You’re more than your Instagram bio
There’s this weird thing that happens when you’re self employed. People meet you in the business you’re in right now and they assume that’s the whole story. Like you were born in this identity fully formed. Like the entirety of your skills and wisdom suddenly popped into existence the minute you opened your business bank account. Oh you’re a virtual assistant? Cool. So let me explain something to you as if you’ve never seen a spreadsheet or a business strategy before. It is wild.
And the thing is most of us are not first job founders. Most of us didn’t wake up at 22 and say I’m going to become a Pilates teacher and run a membership. Or I’m going to coach people through burnout. Or I’m going to support small businesses with their websites. Most of us are in our 40s with twenty years of careers, training, weird jobs, brilliant jobs, trauma jobs, learning curves, promotions, former identities, side quests and pivots behind us.
But once you’re self employed your past experience becomes invisible to the outside world. People see the micro slice of who you are today. The offer you’re selling today. The website you have today. And they forget or they never even realised that you have literally decades of professional development behind you. You are not just the title on your Instagram bio.
You might be someone who once managed a team of 12. Someone who built SOPs before SOPs were trendy (okay, so that’s pushing it but I’m sure it was a kind of buzzwordy thing a few years back!? No?).
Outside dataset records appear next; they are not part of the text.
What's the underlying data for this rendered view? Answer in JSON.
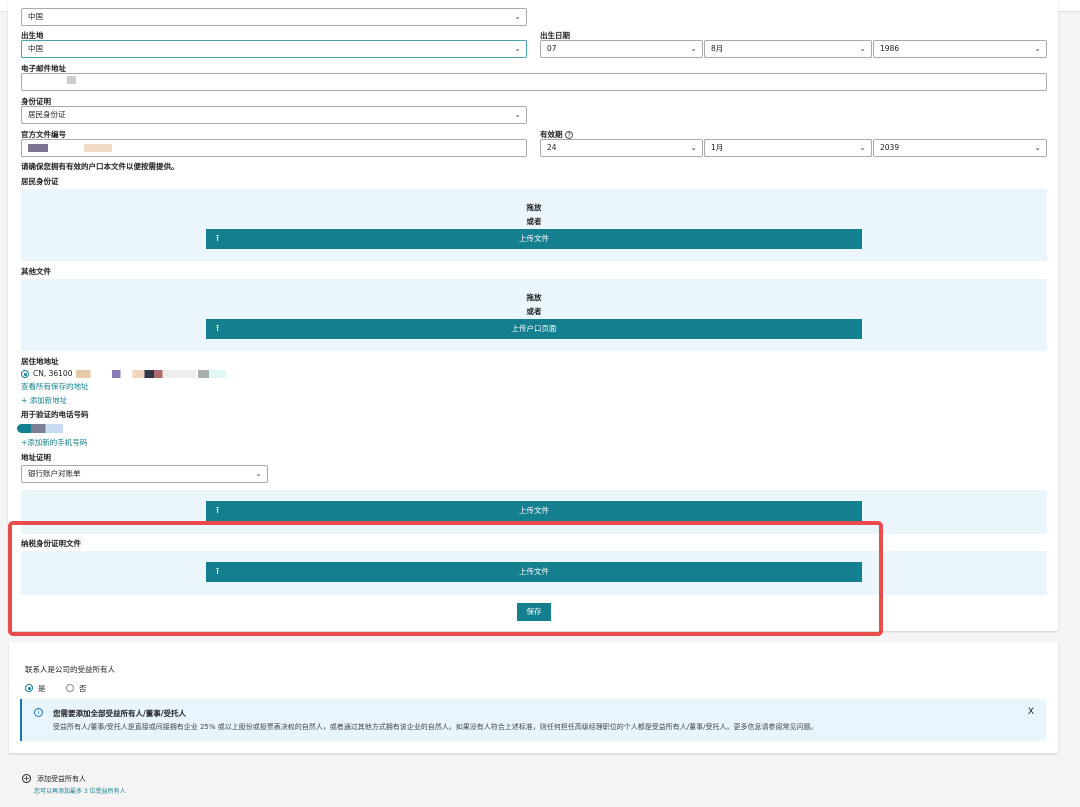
{
  "nationality": {
    "value": "中国"
  },
  "birthplace": {
    "label": "出生地",
    "value": "中国"
  },
  "birthdate": {
    "label": "出生日期",
    "day": "07",
    "month": "8月",
    "year": "1986"
  },
  "email": {
    "label": "电子邮件地址"
  },
  "id_proof": {
    "label": "身份证明",
    "value": "居民身份证"
  },
  "doc_number": {
    "label": "官方文件编号"
  },
  "expiry": {
    "label": "有效期",
    "help_icon": "question-circle-icon",
    "day": "24",
    "month": "1月",
    "year": "2039"
  },
  "notice": "请确保您拥有有效的户口本文件以便按需提供。",
  "id_card_upload": {
    "label": "居民身份证",
    "drag": "拖放",
    "or": "或者",
    "button": "上传文件"
  },
  "other_upload": {
    "label": "其他文件",
    "drag": "拖放",
    "or": "或者",
    "button": "上传户口页面"
  },
  "residence": {
    "label": "居住地地址",
    "value": "CN, 36100",
    "view_all": "查看所有保存的地址",
    "add_new": "+ 添加新地址"
  },
  "phone": {
    "label": "用于验证的电话号码",
    "add_new": "+添加新的手机号码"
  },
  "address_proof": {
    "label": "地址证明",
    "value": "银行账户对账单",
    "button": "上传文件"
  },
  "tax_proof": {
    "label": "纳税身份证明文件",
    "button": "上传文件"
  },
  "save_button": "保存",
  "beneficial": {
    "question": "联系人是公司的受益所有人",
    "yes": "是",
    "no": "否",
    "info_title": "您需要添加全部受益所有人/董事/受托人",
    "info_body": "受益所有人/董事/受托人是直接或间接拥有企业 25% 或以上股份或投票表决权的自然人，或者通过其他方式拥有该企业的自然人。如果没有人符合上述标准，则任何担任高级经理职位的个人都是受益所有人/董事/受托人。更多信息请参阅常见问题。",
    "close": "X"
  },
  "add_owner": {
    "label": "添加受益所有人",
    "hint": "您可以再添加最多 3 位受益所有人"
  },
  "colors": {
    "accent": "#137f8f",
    "highlight": "#e84c4c",
    "dropzone": "#eaf5fc"
  }
}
You may have worked in HR, ops, finance, compliance, onboarding, training or quality control. You’re probably someone who can read people and hold space because you’ve lived so many lives already. Someone who has collected skills like a magpie collects shiny things because you are genuinely curious and like learning.
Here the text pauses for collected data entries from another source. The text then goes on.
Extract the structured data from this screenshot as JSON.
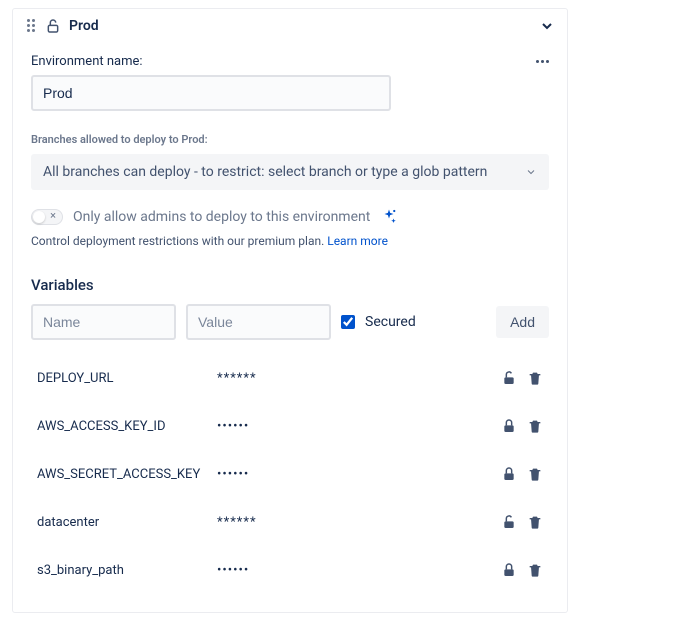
{
  "header": {
    "title": "Prod"
  },
  "environment": {
    "name_label": "Environment name:",
    "name_value": "Prod"
  },
  "branches": {
    "label": "Branches allowed to deploy to Prod:",
    "selected": "All branches can deploy - to restrict: select branch or type a glob pattern"
  },
  "admin_toggle": {
    "label": "Only allow admins to deploy to this environment"
  },
  "premium": {
    "text": "Control deployment restrictions with our premium plan. ",
    "link_text": "Learn more"
  },
  "variables": {
    "title": "Variables",
    "name_placeholder": "Name",
    "value_placeholder": "Value",
    "secured_label": "Secured",
    "add_button": "Add",
    "items": [
      {
        "name": "DEPLOY_URL",
        "value": "******",
        "locked": false
      },
      {
        "name": "AWS_ACCESS_KEY_ID",
        "value": "••••••",
        "locked": true
      },
      {
        "name": "AWS_SECRET_ACCESS_KEY",
        "value": "••••••",
        "locked": true
      },
      {
        "name": "datacenter",
        "value": "******",
        "locked": false
      },
      {
        "name": "s3_binary_path",
        "value": "••••••",
        "locked": true
      }
    ]
  }
}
Self employment compresses your identity into a neat category which is brilliant for marketing but terrible for being witnessed as a whole human. And the unsolicited advice piece happens because people assume new business equals new skills. But the reality is a lot of the time we know exactly what we’re doing. We’ve been doing parts of this work in different contexts for years.
The version of you that people see now is not the whole story. You are not starting from zero. You are not new to this. You are in a new shape of work built on foundations that were laid a very long time ago.
So next time someone tries to tell you that you need systems or boundaries or strategy or confidence maybe remember that you’re not clueless, you’re not a beginner, you’re not winging it. You are a multi skilled, multi qualified, multi lived human who has done a lot more than the little rectangle bio on your website could ever communicate. And honestly one of the biggest gifts we can give ourselves in self employment is remembering our own back catalogue. Proving we are competent isn’t the job. Owning that we already are is.